Prove $Tx=x$, for $x\in H$, if and only if $(Tx,x)=\|x\|^2$ and $\ker(I-T)=\ker(I-T^*)$

Let $$H$$ be a complex Hilbert space and $$T:H\rightarrow H$$ an operation such that $$\|T\|\leq 1$$. Show that

1. $$Tx=x$$ if and only if $$(Tx,x)=\|x\|^2$$
2. $$\ker(I-T)=\ker(I-T^*)$$.

My attempt
1. $$(Tx,x)=(x,x)=\|x\|^2$$ if $$Tx=x$$. Conversely, WTS $$\|Tx-x\|=0$$ $$\forall x\in H$$.

We get $$\|Tx-x\|=(Tx-x,Tx-x)=\|Tx\|^2-(x,Tx)$$. But $$\|T\|\leq 1$$ has not been used.

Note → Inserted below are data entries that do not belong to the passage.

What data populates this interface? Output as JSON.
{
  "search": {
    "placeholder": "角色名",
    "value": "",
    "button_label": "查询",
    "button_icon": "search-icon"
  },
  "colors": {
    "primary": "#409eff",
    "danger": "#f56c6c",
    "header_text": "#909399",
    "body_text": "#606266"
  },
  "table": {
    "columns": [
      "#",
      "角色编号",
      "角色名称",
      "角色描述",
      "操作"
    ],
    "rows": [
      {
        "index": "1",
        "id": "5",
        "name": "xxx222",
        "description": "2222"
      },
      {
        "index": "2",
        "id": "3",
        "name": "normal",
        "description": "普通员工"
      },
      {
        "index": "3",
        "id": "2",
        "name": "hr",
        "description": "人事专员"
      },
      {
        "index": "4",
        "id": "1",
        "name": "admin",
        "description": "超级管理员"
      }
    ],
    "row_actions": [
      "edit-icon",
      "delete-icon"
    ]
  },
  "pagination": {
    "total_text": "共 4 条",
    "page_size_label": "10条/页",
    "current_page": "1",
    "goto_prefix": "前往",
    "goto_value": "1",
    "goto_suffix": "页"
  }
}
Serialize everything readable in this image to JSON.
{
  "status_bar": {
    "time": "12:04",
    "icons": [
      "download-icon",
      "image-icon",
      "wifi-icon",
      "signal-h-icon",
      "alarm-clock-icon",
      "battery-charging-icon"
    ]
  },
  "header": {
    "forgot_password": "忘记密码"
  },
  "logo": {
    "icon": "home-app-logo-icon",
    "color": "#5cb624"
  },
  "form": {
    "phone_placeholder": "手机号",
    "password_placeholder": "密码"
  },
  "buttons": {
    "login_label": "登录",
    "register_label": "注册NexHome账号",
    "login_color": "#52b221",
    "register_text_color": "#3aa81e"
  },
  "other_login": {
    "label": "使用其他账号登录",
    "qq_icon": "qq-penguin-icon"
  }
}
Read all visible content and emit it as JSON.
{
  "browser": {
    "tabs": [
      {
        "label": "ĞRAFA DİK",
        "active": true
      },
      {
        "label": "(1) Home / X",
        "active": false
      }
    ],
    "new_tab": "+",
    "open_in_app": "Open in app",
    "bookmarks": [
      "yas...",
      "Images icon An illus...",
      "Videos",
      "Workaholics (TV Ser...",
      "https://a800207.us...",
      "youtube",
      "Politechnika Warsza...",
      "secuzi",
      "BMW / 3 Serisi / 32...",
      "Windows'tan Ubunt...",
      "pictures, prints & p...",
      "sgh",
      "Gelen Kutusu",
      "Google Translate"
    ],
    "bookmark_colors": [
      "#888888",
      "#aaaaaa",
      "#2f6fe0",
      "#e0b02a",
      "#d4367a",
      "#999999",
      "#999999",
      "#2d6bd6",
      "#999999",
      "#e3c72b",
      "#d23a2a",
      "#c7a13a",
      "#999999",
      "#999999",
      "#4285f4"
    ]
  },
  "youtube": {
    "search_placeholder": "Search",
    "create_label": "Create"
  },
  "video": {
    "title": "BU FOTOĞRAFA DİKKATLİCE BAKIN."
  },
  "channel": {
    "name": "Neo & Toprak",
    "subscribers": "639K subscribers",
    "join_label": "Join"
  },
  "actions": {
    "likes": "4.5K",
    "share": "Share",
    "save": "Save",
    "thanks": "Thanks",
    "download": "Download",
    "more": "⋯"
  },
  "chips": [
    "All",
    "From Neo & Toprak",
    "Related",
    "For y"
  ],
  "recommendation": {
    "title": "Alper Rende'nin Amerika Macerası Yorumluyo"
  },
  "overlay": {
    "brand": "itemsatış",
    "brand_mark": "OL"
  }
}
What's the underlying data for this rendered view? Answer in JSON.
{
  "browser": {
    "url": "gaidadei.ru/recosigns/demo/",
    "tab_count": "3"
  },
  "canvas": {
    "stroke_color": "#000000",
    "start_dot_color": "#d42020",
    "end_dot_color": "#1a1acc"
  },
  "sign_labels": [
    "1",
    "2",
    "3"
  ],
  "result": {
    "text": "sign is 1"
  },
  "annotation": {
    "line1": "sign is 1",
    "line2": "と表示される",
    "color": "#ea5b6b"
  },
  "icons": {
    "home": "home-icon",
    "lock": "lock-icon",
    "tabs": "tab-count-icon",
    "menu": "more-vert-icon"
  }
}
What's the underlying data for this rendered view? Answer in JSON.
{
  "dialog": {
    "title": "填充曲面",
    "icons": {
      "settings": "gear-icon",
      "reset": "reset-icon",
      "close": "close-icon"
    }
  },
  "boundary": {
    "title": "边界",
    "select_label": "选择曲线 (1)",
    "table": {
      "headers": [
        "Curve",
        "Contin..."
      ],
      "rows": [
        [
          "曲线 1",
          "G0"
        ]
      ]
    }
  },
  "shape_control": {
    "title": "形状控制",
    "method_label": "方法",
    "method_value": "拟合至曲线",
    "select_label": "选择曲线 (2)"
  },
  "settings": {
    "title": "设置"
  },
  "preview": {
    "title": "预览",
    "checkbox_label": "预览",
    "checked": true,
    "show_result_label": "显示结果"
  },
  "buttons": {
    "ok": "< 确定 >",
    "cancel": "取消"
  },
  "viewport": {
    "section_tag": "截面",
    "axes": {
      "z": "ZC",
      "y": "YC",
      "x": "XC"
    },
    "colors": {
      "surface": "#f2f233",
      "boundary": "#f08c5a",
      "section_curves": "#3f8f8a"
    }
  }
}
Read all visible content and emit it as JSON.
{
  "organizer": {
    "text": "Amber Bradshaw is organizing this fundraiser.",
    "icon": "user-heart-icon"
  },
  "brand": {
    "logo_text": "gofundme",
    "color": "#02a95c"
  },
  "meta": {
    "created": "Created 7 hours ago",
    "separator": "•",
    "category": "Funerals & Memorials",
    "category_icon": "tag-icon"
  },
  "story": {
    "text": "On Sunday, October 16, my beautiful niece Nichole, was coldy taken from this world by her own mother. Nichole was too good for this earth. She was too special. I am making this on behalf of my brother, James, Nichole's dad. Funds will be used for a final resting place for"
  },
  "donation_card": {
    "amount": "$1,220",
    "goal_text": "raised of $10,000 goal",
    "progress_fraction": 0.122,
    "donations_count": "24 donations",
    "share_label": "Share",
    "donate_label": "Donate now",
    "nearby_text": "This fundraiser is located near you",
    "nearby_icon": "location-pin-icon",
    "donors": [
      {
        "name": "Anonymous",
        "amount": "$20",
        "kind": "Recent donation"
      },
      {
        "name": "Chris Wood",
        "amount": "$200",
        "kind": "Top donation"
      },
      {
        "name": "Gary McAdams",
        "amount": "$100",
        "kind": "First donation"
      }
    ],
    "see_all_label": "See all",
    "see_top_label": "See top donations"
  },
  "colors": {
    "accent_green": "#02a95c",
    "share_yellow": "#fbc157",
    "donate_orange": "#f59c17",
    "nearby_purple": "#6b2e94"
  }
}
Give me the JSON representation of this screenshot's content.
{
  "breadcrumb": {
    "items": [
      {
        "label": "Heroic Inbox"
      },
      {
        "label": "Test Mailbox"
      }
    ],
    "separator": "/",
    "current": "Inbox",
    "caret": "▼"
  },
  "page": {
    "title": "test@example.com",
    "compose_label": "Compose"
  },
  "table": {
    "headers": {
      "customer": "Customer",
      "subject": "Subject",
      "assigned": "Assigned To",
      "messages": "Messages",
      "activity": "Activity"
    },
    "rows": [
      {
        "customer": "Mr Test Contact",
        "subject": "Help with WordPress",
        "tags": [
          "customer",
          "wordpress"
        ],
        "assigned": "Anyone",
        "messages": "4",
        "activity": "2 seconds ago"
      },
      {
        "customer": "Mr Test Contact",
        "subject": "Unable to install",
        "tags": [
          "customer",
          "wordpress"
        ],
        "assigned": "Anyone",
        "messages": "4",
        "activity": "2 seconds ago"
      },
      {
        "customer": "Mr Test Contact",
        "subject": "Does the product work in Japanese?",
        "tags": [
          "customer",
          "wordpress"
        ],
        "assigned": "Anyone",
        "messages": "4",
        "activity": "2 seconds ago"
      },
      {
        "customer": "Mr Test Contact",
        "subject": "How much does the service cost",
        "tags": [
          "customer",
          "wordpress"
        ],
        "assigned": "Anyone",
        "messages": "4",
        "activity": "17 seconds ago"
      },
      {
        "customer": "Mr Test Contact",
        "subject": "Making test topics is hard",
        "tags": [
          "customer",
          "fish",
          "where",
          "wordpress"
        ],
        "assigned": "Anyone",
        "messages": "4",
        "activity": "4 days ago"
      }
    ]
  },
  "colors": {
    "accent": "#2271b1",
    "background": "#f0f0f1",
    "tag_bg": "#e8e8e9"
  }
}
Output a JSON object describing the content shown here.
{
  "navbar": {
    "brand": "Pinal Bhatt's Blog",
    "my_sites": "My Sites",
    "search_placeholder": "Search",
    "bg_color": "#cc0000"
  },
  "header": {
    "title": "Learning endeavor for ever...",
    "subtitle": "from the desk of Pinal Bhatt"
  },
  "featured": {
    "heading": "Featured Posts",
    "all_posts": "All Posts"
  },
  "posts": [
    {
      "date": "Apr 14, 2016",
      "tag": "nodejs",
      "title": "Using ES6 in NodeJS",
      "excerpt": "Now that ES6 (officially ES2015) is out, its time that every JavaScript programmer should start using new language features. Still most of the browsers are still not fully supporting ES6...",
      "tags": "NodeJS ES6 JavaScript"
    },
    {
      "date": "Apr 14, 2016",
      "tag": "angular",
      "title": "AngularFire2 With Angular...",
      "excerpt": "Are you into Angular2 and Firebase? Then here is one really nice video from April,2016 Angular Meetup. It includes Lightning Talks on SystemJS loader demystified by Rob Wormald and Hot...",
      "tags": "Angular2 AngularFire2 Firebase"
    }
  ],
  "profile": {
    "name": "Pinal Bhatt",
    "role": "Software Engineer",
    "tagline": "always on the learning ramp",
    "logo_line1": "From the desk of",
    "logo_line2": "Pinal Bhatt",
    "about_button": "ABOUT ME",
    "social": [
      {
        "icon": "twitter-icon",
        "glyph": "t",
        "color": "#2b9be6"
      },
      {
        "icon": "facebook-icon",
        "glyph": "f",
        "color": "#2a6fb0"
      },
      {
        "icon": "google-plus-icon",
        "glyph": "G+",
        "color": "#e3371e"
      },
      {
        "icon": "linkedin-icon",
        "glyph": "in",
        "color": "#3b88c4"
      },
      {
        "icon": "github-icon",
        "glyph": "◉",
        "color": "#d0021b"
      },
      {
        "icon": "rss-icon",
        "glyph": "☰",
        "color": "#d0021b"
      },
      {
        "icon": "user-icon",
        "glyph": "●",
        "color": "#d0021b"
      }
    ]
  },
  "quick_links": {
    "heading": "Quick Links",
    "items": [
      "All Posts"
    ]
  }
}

For the first point, first off since $$\left \langle Tx,x\right\rangle=\|x\|^2$$ you also have $$\left \langle x,Tx\right\rangle = \overline{\|x\|^2}=\|x\|^2$$. Thus $$0 \leq\left\langle Tx-x,Tx-x\right\rangle =\|Tx\|^2+\|x\|^2-\left\langle Tx, x\right\rangle-\left\langle x,Tx\right\rangle= \|Tx\|^2-\|x\|^2$$ Since $$\|T\|\leq 1$$, $$0 \leq \|Tx\|^2-\|x\|^2 \leq \|x\|^2-\|x\|^2=0$$ and hence $$Tx=x$$.
For the second point, using the first point \begin{align*}x\in \ker(I-T)\iff Tx=x \iff \left \langle Tx,x\right\rangle =\|x\|^2\end{align*}
Now observe that if $$\|T\|\leq 1$$ then also $$\|T^*\|\leq 1$$. Indeed, \begin{align*}\|T^*\|&=\sup_{x\neq 0}\frac{\|T^*x\|}{\|x\|}=\sup_{x\neq 0}\frac{\left\langle T^*x,T^*x\right\rangle^{1/2}}{\|x\|}=\sup_{x\neq 0}\frac{\left\langle TT^*x,x\right\rangle^{1/2}}{\|x\|}\leq \sup_{x\neq 0}\frac{\|TT^*x\|^{1/2}}{\|x\|^{1/2}}\leq\\ &\leq\sup_{x\neq 0}\frac{\|T^*x\|^{1/2}}{\|x\|^{1/2}}=\|T^*\|^{1/2}\end{align*} i.e. $$\|T^*\|\leq \|T^*\|^{1/2}$$ and thus $$\|T^*\|\leq 1$$ (remark: this argument can be easily extended to prove that in general $$\|T\|=\|T^*\|$$ for any bounded linear operator $$T$$).
Therefore the first point may be applied to $$T^*$$, too.
\begin{align*} x\in \ker (I-T^*)\iff T^*x=x\iff \left \langle T^*x,x\right\rangle = \|x\|^2\iff \left \langle x,Tx\right\rangle =\|x\|^2 \end{align*} But $$\left \langle Tx,x\right\rangle =\|x\|^2$$ implies $$\left \langle x, Tx\right\rangle = \left \langle Tx,x\right\rangle =\|x\|^2$$, as shown above, and viceversa, thus the equivalence is proved.